C’est parce qu’il y a de l’affect en quantité qu’il y a enthousiasme, passion et aveuglement. Un président, prenant au sérieux la « filiation » dont l’a doté son vichyssois de père en « relevant » un nom, au point de vouloir se faire admettre dans la société des descendants de pionniers américains dont était membre le porteur du nom éteint. Des jeunes gens, sous la pluie, un soir de mai 1981, demandant « du soleil » à l’homme de la Cagoule, l’ami de Bousquet, élu contre le précédent. Jacques Chirac traité de « fasciste », pendant 30 ans, par une gauche vertueuse ne parvenant pas à reconnaître qu’il faisait partie de la famille radicale-socialiste. Ou bien encore George W. Bush, régulièrement comparé à Hitler par la gauche éclairée de Hollywood et de la Ivy League, qui, comme il faut bien des « camps » pour justifier sa comparaison, désigne à l’attention ceux dans lesquels sont internés des terroristes - capturés dans des zones de combat…
Il n’y pas que l’affect mais aussi le dispositif général dans lequel il circule -le « psychisme » si on veut -, qui dépend, comme le soupçonnent, chacun à sa façon, Castoriadis, Deleuze, Lefort, Lyotard et Marin, a à voir avec les récits dans lesquels les peuples fondent leur « identité », leur « Histoire » si on veut, avec le type de mise en ordre du pulsionnel qu’ils se sont choisi, la façon dont ils transforment, en la narrant, la différence sexuelle sans figure en opposition représentable-dicible : Lumières, Emancipation, Réaction, Progressisme, ancêtres gaulois, aryens-sémites, colonisateur-colonisé, etc.
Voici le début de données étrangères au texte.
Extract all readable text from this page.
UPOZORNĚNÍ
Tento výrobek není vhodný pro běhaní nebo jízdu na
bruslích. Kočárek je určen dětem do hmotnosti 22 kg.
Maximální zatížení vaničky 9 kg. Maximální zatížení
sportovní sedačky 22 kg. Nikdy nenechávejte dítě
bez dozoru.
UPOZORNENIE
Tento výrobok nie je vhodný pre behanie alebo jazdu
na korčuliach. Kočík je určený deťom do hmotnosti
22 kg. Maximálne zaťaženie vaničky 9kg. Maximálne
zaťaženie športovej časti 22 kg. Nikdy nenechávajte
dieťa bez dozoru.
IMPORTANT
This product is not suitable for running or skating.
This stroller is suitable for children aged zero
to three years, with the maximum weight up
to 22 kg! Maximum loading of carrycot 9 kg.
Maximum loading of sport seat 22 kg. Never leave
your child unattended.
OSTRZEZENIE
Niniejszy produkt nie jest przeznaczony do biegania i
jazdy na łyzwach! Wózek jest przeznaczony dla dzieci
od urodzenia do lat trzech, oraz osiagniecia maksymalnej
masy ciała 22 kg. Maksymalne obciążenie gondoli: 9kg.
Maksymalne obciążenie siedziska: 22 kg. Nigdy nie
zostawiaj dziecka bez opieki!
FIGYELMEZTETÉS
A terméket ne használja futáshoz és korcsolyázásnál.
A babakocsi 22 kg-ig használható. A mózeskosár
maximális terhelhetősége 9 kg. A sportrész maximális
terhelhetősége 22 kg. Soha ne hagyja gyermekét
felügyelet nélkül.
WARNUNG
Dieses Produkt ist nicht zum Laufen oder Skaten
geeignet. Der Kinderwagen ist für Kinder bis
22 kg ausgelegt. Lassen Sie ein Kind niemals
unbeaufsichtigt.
Sans oublier le traitement de la Présence réelle chez les christianisés : chez les catholiques, le pape est en principe le maître du Symbolique, et le roi, celui du Politique. La question de la représentation légitime peut donc se poser, souvent violemment, pas celle de l’incarnation – sauf en France, gallicanisme et Louis XIV obligeant, où le roi a un corps double ; chez les réformés de toutes persuasions, tout un chacun - chanteur, prédicateur, pèlerin en proie au syndrome de Jérusalem, auteur de science-fiction ou homme politique - peut prétendre à être maître du Symbolique, la place étant vacante, la question de l’incarnation ne cesse de se poser. – Le cas, complexe, des orthodoxes ne nous intéresse pas ici.
La campagne présidentielle bat présentement son plein aux USA, il est difficile de ne pas le savoir, et le sénateur de l’Illinois, M. Barak Hussein Obama a de fortes chances de l’emporter : il est beau, il est jeune, il est authentiquement africain-américain (caractérisation qui lui a longtemps été déniée par ceux des américains qui se la sont appropriée), il est jeune, il est beau, il a reçu l’onction du clan Kennedy, ce qui n’est pas rien dans un pays qui souffre encore d’avoir été privé d’un président jeune et beau, et il est plus « présentable » que le président assassiné à Dallas par un agent du KGB, au lendemain de la crise des missiles de Cuba : il a certes, lui aussi, des amis compromettants (un pasteur antisémite, des animateurs de « charités » islamistes) mais ce n’est pas un homme à femmes. Sinon, les partisans de Mme Hillary Rodham Clinton se seraient arrangés pour le faire savoir.

Quel rapport avec l’incarnation ?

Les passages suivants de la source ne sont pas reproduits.